Figure 4. — Topical application of bimatoprost promoted hair growth in mice *in vivo.* Bimatoprost applied topically to female mice for 2 wk stimulated resting (telogen) follicles to start to grow *i.e.*, enter the next hair cycle (anagen). Pink skin visible in d 0 photographs confirms telogen status. Growing hairs are initially seen as darkening skin until black hair projects outside the skin (as seen in sequential photographs of individual animals). Bimatoprost (Bim) at 0.03, 0.10, and 0.30% significantly (P<0.001) advanced the first day at which anagen was visible, compared to the vehicle alone (top graph) and increased the percentage of animals in which all follicles on the back had grown at d 42 (bottom graph). n = 10/treatment. ***p < 0.001 vs. control.

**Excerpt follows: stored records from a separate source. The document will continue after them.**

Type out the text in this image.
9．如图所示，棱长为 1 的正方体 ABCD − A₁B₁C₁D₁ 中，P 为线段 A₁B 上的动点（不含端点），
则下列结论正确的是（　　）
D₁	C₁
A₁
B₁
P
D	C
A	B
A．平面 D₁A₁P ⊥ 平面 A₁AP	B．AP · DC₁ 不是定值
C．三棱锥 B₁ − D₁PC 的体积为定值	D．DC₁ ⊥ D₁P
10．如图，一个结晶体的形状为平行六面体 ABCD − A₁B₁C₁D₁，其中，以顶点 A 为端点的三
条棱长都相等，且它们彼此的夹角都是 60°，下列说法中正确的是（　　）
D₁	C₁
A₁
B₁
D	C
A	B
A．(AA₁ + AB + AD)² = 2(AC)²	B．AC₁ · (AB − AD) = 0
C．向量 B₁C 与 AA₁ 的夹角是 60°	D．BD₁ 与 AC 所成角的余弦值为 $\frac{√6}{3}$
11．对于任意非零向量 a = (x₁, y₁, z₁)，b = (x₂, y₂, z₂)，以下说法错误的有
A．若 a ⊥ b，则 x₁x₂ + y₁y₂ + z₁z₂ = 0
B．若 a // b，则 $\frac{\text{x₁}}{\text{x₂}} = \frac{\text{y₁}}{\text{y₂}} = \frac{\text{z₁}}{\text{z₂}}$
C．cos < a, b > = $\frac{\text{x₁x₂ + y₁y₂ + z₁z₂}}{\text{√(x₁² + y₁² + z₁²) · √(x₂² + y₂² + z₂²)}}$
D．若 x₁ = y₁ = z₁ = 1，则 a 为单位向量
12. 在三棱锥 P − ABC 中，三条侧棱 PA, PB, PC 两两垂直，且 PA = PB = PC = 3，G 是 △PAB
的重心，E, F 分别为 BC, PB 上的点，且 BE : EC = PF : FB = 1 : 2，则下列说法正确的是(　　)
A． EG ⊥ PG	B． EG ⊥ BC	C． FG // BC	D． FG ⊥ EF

Prostamide receptor antagonist, AGN 211336, blocked bimatoprost stimulation of scalp hair follicle growth

To determine whether the bimatoprost stimulation was a receptor-mediated response, the effect of the prostamide receptor antagonist, AGN 211336, on bimatoprost-stimulated hair follicle growth was investigated using follicles from 5 further people. The antagonist at 1 μM abolished the stimulatory effects of 100 nM bimatoprost on all parameters of scalp hair follicle growth in organ culture (P<0.01): the hair growth rate (Fig. 3D), the percentage of follicles in anagen (Fig. 3E), and the amount of hair synthesized (Figs. 2C and 3F). All remained at control levels.

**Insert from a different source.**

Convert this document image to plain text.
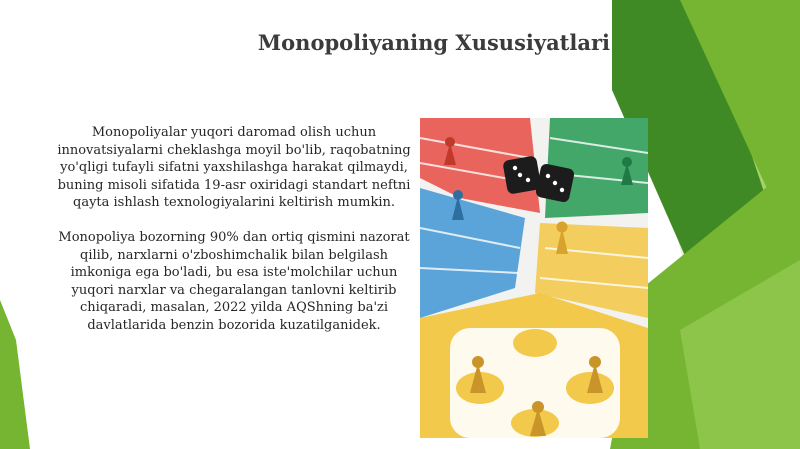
Monopoliyaning Xususiyatlari

Monopoliyalar yuqori daromad olish uchun innovatsiyalarni cheklashga moyil bo'lib, raqobatning yo'qligi tufayli sifatni yaxshilashga harakat qilmaydi, buning misoli sifatida 19-asr oxiridagi standart neftni qayta ishlash texnologiyalarini keltirish mumkin.

Monopoliya bozorning 90% dan ortiq qismini nazorat qilib, narxlarni o'zboshimchalik bilan belgilash imkoniga ega bo'ladi, bu esa iste'molchilar uchun yuqori narxlar va chegaralangan tanlovni keltirib chiqaradi, masalan, 2022 yilda AQShning ba'zi davlatlarida benzin bozorida kuzatilganidek.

Scalp hair follicles express the genes for prostanoid receptors in vivo

To determine whether human scalp hair follicles actually contain appropriate receptors in vivo to allow them to respond to bimatoprost, the expression of prostanoid receptor genes in scalp follicles was investigated by RT-PCR using skin samples collected and transported in a RNA stabilization reagent. Total and poly(A+)RNA were successfully extracted from the lower follicles of individually microdissected anagen scalp follicles from a further 5 people, and the quality of each individual's cDNA was confirmed by PCR using primers for β-actin, a highly expressed cytoskeletal protein (data not shown). When the expression of prostanoid receptor transcripts was examined using a primer pair which detected the PGF_2α receptor, FP, and all the known prostamide receptor splice variants of FP (30), 3 bands were seen (Fig. 5). Their sizes suggested native FP, altFP4, and small amounts of another, possibly altFP1. Further RT-PCR reactions, using 6 sets of specific primers for FP and 5 splice variants, readily identified FP, altFP1, and altFP4 genes in scalp hair follicle cDNA from 5 individuals (Fig. 5); sequence analysis verified these genes against the relevant human sequence in GenBank. FP variants altFP2, altFP3, and altFP5 were not detected (data not shown).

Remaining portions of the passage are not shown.